Мужичок остановился и, похоже, всерьёз ждал ответа. У Влада сложилось впечатление, что даже если бы ответом стала грубость, всё, чего он дождался бы от этого мужичка — сердечный поклон и искренняя благодарность.

— Да от девки он бежит, — отозвалась с лавки женщина, преклонных уже лет, по самую макушку закутанная в мех. Она походила на огромного, умудренного годами суслика, который знает, как о себе позаботится в этих широтах. — Не видишь, голый совсем?

Дети, что, заметив Влада, выставили мордашки из большого сугроба, захихикали и зашептались. Открылось на первом этаже окно, хмурый, голый по пояс мужик выдвинул, как удочку, на мороз свою сигарету. Влад, казалось, его нимало не волновал.

«Где-то здесь кроется моя ошибка, — думал Влад и тряс головой. — Где-то в шаге… ухватить бы её, да найти толкование в каком-нибудь словаре. Например, в «Словаре Вселенских Ошибок (из-за которых гибнут люди, а всё, что кажется таким значительным, оборачивается вдруг туманом)», да только в какой из книжных лавок получить его копию?..

Мужичок всё так же стоял и, улыбаясь и хитро щурясь, глядел на Влада. Тётка в мехах рассматривала его с неодобрением — казалось, от этого взгляда ботинки начинали жать ещё сильнее. Мужчина на балконе — с равнодушием. Дети с любопытством; впрочем, по одному они возвращались к игре.

А Юлька уже шесть минут как мертва, и жизнь выползает из неё по каплям, чтобы сорваться с края моста и упасть на снег. Она одета в пышное платье с кринолином, накладными плечами и черепами из папье-маше и пластика, платье из первой коллекции, которое отлично помнил Влад, одно из тех, что пронизаны театром и атмосферой подвальных месяцев, полных неясных предчувствий, интуитивных движений и жестов, которые творили магию. Лишь накинула сверху какую-то курточку. На белом лице несуразный макияж. Парочки, целующиеся под фонарями, улыбались, когда она шествовала мимо: может, в парке готовится предновогодний спектакль? Может, налетят сейчас ведьмы с накладными носами, и детишки побегут по всем мостам смотреть на представление.

Дошла до середины моста, огляделась, круглые часы на запястье отразили солнечный зайчик.
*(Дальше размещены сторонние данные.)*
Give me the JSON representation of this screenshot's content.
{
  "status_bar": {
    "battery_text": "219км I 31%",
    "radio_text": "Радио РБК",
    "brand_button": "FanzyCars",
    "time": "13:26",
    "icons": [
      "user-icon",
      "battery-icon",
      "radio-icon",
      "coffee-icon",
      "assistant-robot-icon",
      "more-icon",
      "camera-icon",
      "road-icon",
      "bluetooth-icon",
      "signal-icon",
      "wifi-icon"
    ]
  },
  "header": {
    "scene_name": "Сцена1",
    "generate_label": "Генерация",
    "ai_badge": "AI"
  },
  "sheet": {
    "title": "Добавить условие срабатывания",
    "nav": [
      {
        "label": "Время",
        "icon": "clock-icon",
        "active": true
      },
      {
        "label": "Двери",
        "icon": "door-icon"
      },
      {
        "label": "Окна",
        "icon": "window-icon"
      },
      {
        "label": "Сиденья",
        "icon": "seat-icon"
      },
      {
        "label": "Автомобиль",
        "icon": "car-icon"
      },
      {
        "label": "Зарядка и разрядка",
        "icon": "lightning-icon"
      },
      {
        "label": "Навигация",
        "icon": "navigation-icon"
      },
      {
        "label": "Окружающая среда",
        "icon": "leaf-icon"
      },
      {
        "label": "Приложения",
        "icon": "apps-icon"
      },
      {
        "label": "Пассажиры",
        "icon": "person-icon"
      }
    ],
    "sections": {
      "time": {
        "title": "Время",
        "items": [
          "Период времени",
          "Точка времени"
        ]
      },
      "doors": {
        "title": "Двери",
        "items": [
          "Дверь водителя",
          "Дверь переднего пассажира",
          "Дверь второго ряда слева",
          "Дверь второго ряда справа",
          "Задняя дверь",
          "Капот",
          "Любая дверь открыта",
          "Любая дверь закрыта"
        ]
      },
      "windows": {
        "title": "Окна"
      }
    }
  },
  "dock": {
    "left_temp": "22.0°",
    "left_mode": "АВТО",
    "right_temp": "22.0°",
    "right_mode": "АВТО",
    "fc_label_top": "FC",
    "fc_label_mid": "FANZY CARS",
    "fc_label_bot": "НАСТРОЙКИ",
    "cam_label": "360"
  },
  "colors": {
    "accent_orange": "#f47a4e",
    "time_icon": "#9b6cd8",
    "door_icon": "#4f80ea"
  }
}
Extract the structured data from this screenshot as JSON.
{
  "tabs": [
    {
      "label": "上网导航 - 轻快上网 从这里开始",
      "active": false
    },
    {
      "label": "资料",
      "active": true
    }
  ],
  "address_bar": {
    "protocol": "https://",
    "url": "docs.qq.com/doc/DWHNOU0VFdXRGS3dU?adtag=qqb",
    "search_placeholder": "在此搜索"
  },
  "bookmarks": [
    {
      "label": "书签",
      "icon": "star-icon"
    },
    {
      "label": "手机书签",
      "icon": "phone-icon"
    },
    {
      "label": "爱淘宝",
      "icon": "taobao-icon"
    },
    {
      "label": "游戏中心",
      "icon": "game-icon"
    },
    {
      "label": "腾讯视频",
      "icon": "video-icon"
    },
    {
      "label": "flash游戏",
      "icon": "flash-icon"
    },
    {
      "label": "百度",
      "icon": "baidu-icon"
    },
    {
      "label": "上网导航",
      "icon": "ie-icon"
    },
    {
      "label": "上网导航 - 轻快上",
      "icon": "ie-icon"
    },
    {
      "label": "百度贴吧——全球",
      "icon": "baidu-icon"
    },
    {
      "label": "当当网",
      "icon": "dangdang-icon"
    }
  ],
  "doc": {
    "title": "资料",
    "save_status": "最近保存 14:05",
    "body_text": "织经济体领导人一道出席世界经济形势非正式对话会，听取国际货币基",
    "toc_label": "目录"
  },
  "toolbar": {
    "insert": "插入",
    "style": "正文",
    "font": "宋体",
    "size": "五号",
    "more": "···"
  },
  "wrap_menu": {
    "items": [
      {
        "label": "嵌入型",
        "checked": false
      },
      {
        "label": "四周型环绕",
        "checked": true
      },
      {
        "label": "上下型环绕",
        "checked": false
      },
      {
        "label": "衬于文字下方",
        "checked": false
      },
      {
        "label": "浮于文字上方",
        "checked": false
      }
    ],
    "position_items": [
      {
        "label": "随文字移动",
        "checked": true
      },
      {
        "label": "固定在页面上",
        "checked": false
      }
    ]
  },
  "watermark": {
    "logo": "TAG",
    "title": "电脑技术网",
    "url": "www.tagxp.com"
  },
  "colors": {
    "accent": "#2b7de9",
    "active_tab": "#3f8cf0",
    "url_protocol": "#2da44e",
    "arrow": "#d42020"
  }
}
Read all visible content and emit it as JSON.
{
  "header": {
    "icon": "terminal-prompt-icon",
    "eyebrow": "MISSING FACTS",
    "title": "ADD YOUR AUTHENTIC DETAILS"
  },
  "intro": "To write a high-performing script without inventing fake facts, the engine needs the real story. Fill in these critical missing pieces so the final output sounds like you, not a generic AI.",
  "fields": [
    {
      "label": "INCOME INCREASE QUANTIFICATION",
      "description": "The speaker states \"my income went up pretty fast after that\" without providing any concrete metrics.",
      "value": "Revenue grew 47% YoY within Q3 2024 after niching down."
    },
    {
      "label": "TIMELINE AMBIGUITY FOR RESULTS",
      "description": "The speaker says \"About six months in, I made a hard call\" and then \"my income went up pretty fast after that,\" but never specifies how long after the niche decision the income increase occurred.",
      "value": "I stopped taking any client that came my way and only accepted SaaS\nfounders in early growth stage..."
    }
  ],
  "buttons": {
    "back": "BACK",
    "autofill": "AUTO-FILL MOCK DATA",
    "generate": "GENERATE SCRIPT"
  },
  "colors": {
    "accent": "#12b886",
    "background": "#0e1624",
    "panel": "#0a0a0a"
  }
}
Потом прошлась взглядом, как утюгом, по обращённым к ней лицам. Народу здесь мало. Две-три парочки, группа девушек, которые шли в парк кормить синиц и несли с собой аж две буханки хлеба. Нет, того, кого она искала, нет, и ждать нельзя, с каждой прожитой, прожданной, потраченной минутой химические процессы внутри могут склонить чашу весов на другую сторону.

Она достаёт из внутреннего кармана куртки пистолет, глядя, как расширяются глаза, как становится шире одна-единственная улыбка одной из девчушек, которая всё ещё думает, что это карнавал, всё ещё не понимает, не понимает…

Обнимает ствол губами и жмёт на курок.

Неназываемый мёртв уже больше тридцати минут, санитары укутали тело в странном костюме покрывалом и загрузили в машину. Следом хотели загрузить женщину, на которую попало немало крови — она прогуливалась мимо, когда человек проделал себе дыру в голове — но та упёрлась всеми четырьмя конечностями, ухватилась за ограду моста, так, что пришлось увезти её на машине полиции. Эта кровь выжигала из неё крик и истерические всхлипы, на какое-то время она успокаивалась, но потом снова начинала плакать.

— Опоздал, — информирует Влад мужичка, хлопнет его по плечу и пойдёт прочь, обратно по своим следам.

Очень скоро весть о ком-то, кто застрелился на мосту, сорвёт с насеста и женщину, и любопытных детей, заставит натянуть куртёху мужика на балконе. Только бородатый тип в тулупе уже уйдёт, покачивая головой и приговаривая с улыбкой «ай-да!..» и «эх-ма!», и подпрыгивая на половину высоты ладони. По Кемской улице, вдавливая себя в рельеф дома и обнимая его длинными тощими руками между окнами первого и второго этажа, следует молчанник, и мужичок, извинившись и придерживая шапку, проскользнёт у него между ногами в парадную.

* * *

«Костюмированный суицид» получил широкий резонанс в обществе. Жёлтые газетёнки наперебой смаковали подробности, юркие их лазутчики отслеживали связи и нити между участниками этой истории. Большинство сходилось в тугой узел в единственной точке — на той таинственной личности по имени Владислав Малкин. В течение нескольких месяцев произошло ещё два самоубийства, которые общественность поставила в тот же костюмированный ряд — самый громкий его пункт имел место быть, когда вдрызг пьяная немецкая рок-звезда (женского пола), бросилась на отстройке звука со сцены на руки воображаемых фанатов, при том, что настоящие ждали за дверью. И, естественно, сломала себе шею. Не помогло даже то, что крой платья имитировал крыло африканской летучей мышки, а ткань более или менее успешно повторяла её фактуру.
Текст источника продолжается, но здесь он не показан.